Approved Document L: Conservation of Fuel and Power

The changes to building regulations Part L are where things will really get interesting for the replacement window industry. The minimum thermal performance of windows and doors is increasing, to actually push refurbishment windows and doors ahead of new build windows and doors.


Previously, to comply with building regulations for thermal performance, replacement windows and doors needed to achieve a whole window / door U value of 1.6W/m2K. Our blog post https://www.okohaus.co.uk/post/istripleglazingworthit outlines the importance of understanding relative U values when comparing window and door products. Basically, the lower the U value, the less energy is escaping from the building, and therefore the better performance of the window / door.


The changes, from 15th June 2022 will require that windows and doors must achieve a whole window / door U value of 1.4W/m2K. interestingly, replacement timber windows will only need to achieve 1.6W/m2K, a move which we believe is to allow traditional timber sliding sash windows to be replaced close to like for like.


Many aluminium, UPVC and even aluminium / timber composite window and door systems will struggle to achieve 1.4W/m2K. At the time of writing it seems that much of the industry has their heads buried deep underground and many system manufacturers don’t seem to have products that will genuinely be able to keep up with the changes. Some parts of the industry are actively campaigning to delay the changes.


For our products, we will no longer be able to use the Velfac V200 double glazed system for refurbishment projects, except in exceptional circumstances. For example, where the windows are very simple and large, with a bespoke, project specific U value calculation. Our Rationel and FT-Vilstal systems have no problems meeting the improved thermal performance requirements with double glazing, so should start to become a more attractive value proposition for more of our customers.

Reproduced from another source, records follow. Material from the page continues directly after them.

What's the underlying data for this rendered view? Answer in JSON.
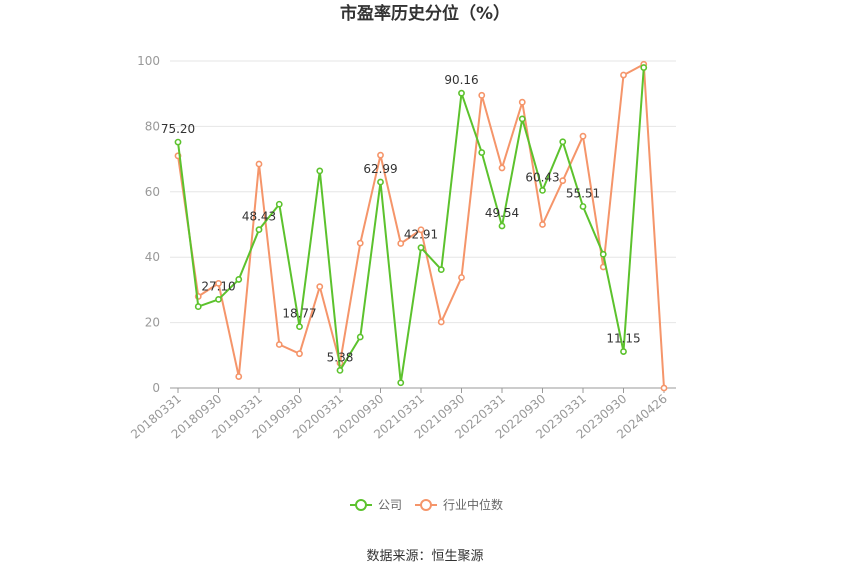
{
  "chart_data": {
    "type": "line",
    "title": "市盈率历史分位（%）",
    "source": "数据来源：恒生聚源",
    "ylim": [
      0,
      100
    ],
    "yticks": [
      0,
      20,
      40,
      60,
      80,
      100
    ],
    "grid": true,
    "legend_position": "bottom",
    "x_tick_labels": [
      "20180331",
      "20180930",
      "20190331",
      "20190930",
      "20200331",
      "20200930",
      "20210331",
      "20210930",
      "20220331",
      "20220930",
      "20230331",
      "20230930",
      "20240426"
    ],
    "x_tick_index": [
      0,
      2,
      4,
      6,
      8,
      10,
      12,
      14,
      16,
      18,
      20,
      22,
      24
    ],
    "series": [
      {
        "name": "公司",
        "color": "#5cc22d",
        "values": [
          75.2,
          24.9,
          27.1,
          33.2,
          48.43,
          56.2,
          18.77,
          66.4,
          5.38,
          15.6,
          62.99,
          1.6,
          42.91,
          36.2,
          90.16,
          72.0,
          49.54,
          82.3,
          60.43,
          75.3,
          55.51,
          40.9,
          11.15,
          98.0,
          null
        ]
      },
      {
        "name": "行业中位数",
        "color": "#f5956a",
        "values": [
          71.0,
          28.0,
          32.0,
          3.5,
          68.5,
          13.3,
          10.5,
          31.0,
          7.6,
          44.3,
          71.2,
          44.2,
          48.4,
          20.2,
          33.8,
          89.5,
          67.3,
          87.4,
          50.0,
          63.4,
          77.0,
          37.0,
          95.7,
          99.0,
          0.0
        ]
      }
    ],
    "data_labels": [
      {
        "series": 0,
        "index": 0,
        "text": "75.20"
      },
      {
        "series": 0,
        "index": 2,
        "text": "27.10"
      },
      {
        "series": 0,
        "index": 4,
        "text": "48.43"
      },
      {
        "series": 0,
        "index": 6,
        "text": "18.77"
      },
      {
        "series": 0,
        "index": 8,
        "text": "5.38"
      },
      {
        "series": 0,
        "index": 10,
        "text": "62.99"
      },
      {
        "series": 0,
        "index": 12,
        "text": "42.91"
      },
      {
        "series": 0,
        "index": 14,
        "text": "90.16"
      },
      {
        "series": 0,
        "index": 16,
        "text": "49.54"
      },
      {
        "series": 0,
        "index": 18,
        "text": "60.43"
      },
      {
        "series": 0,
        "index": 20,
        "text": "55.51"
      },
      {
        "series": 0,
        "index": 22,
        "text": "11.15"
      }
    ]
  }
}
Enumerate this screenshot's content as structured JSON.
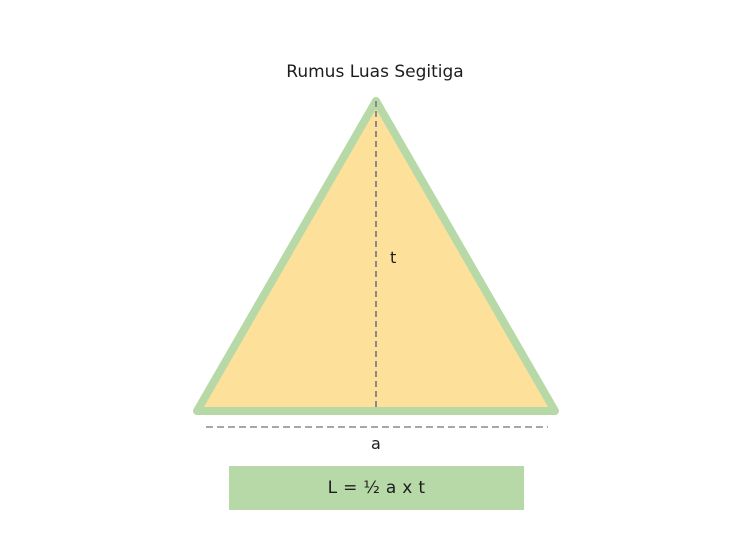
{
  "title": "Rumus Luas Segitiga",
  "labels": {
    "height": "t",
    "base": "a"
  },
  "formula": "L = ½ a x t",
  "colors": {
    "triangle_fill": "#fde19a",
    "triangle_stroke": "#b7d9a8",
    "dashed_line": "#8a8a8a",
    "formula_bg": "#b7d9a8",
    "text": "#1d1d1d"
  }
}
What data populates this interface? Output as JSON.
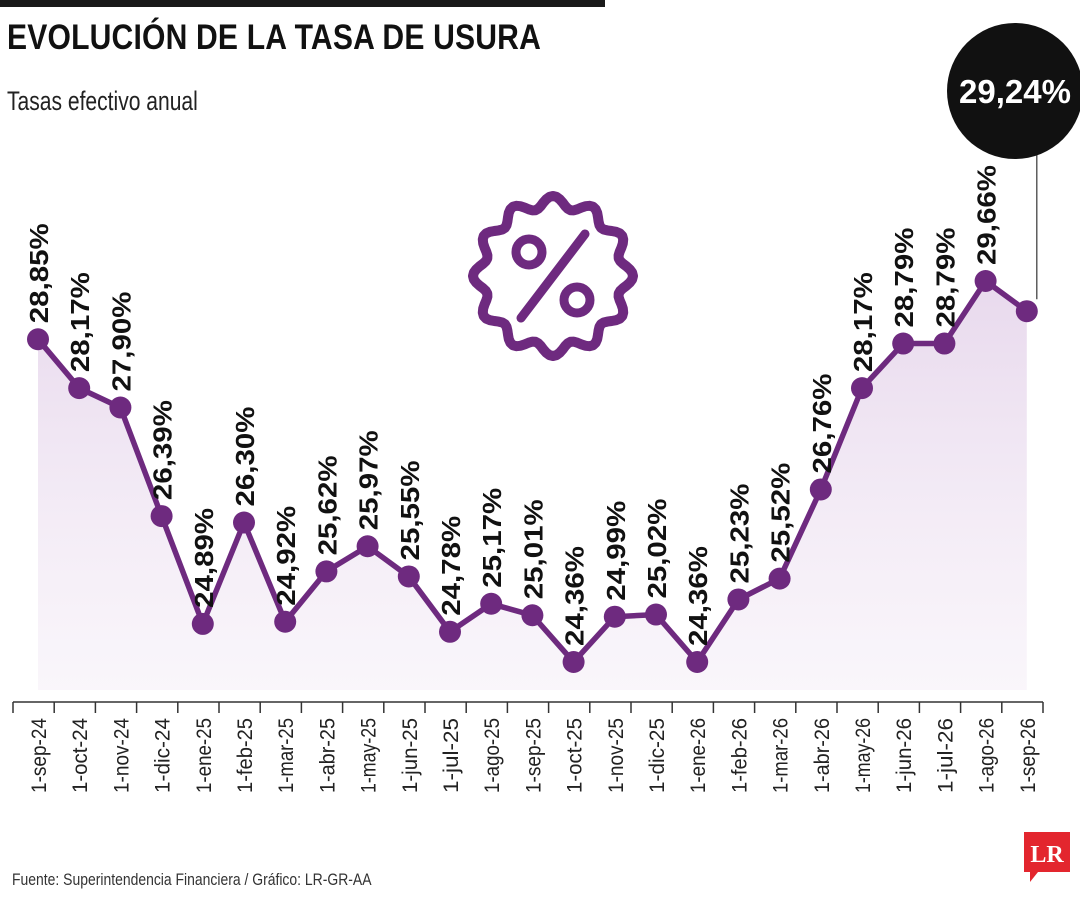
{
  "header": {
    "title": "EVOLUCIÓN DE LA TASA DE USURA",
    "subtitle": "Tasas efectivo anual"
  },
  "footer": {
    "source": "Fuente: Superintendencia Financiera / Gráfico: LR-GR-AA"
  },
  "logo": {
    "text": "LR",
    "color": "#e3262e"
  },
  "colors": {
    "line": "#6e2a7f",
    "area": "#ece0ef",
    "callout": "#111111",
    "icon": "#6e2a7f"
  },
  "icon": "percent-badge-icon",
  "chart_data": {
    "type": "line",
    "title": "EVOLUCIÓN DE LA TASA DE USURA",
    "subtitle": "Tasas efectivo anual",
    "xlabel": "",
    "ylabel": "",
    "categories": [
      "1-sep-24",
      "1-oct-24",
      "1-nov-24",
      "1-dic-24",
      "1-ene-25",
      "1-feb-25",
      "1-mar-25",
      "1-abr-25",
      "1-may-25",
      "1-jun-25",
      "1-jul-25",
      "1-ago-25",
      "1-sep-25",
      "1-oct-25",
      "1-nov-25",
      "1-dic-25",
      "1-ene-26",
      "1-feb-26",
      "1-mar-26",
      "1-abr-26",
      "1-may-26",
      "1-jun-26",
      "1-jul-26",
      "1-ago-26",
      "1-sep-26"
    ],
    "values": [
      28.85,
      28.17,
      27.9,
      26.39,
      24.89,
      26.3,
      24.92,
      25.62,
      25.97,
      25.55,
      24.78,
      25.17,
      25.01,
      24.36,
      24.99,
      25.02,
      24.36,
      25.23,
      25.52,
      26.76,
      28.17,
      28.79,
      28.79,
      29.66,
      29.24
    ],
    "labels": [
      "28,85%",
      "28,17%",
      "27,90%",
      "26,39%",
      "24,89%",
      "26,30%",
      "24,92%",
      "25,62%",
      "25,97%",
      "25,55%",
      "24,78%",
      "25,17%",
      "25,01%",
      "24,36%",
      "24,99%",
      "25,02%",
      "24,36%",
      "25,23%",
      "25,52%",
      "26,76%",
      "28,17%",
      "28,79%",
      "28,79%",
      "29,66%",
      ""
    ],
    "highlight": {
      "index": 24,
      "label": "29,24%"
    },
    "ylim": [
      24.36,
      29.66
    ],
    "grid": false,
    "legend": "none"
  }
}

Given the UK housing stock is widely reported to be the worst performing in Europe, it’s right that the immediate focus is on improving standards for refurbishment projects. This will at least quickly stop the continued practice of low performance renovation, thereby avoiding making the problem worse. And, we believe it’s right, and long overdue, that government should legislate to push the construction industry to improve performance. Only by raising the already very low bar that has been set will consumers be protected from making poor choices in what is a significant investment in their property.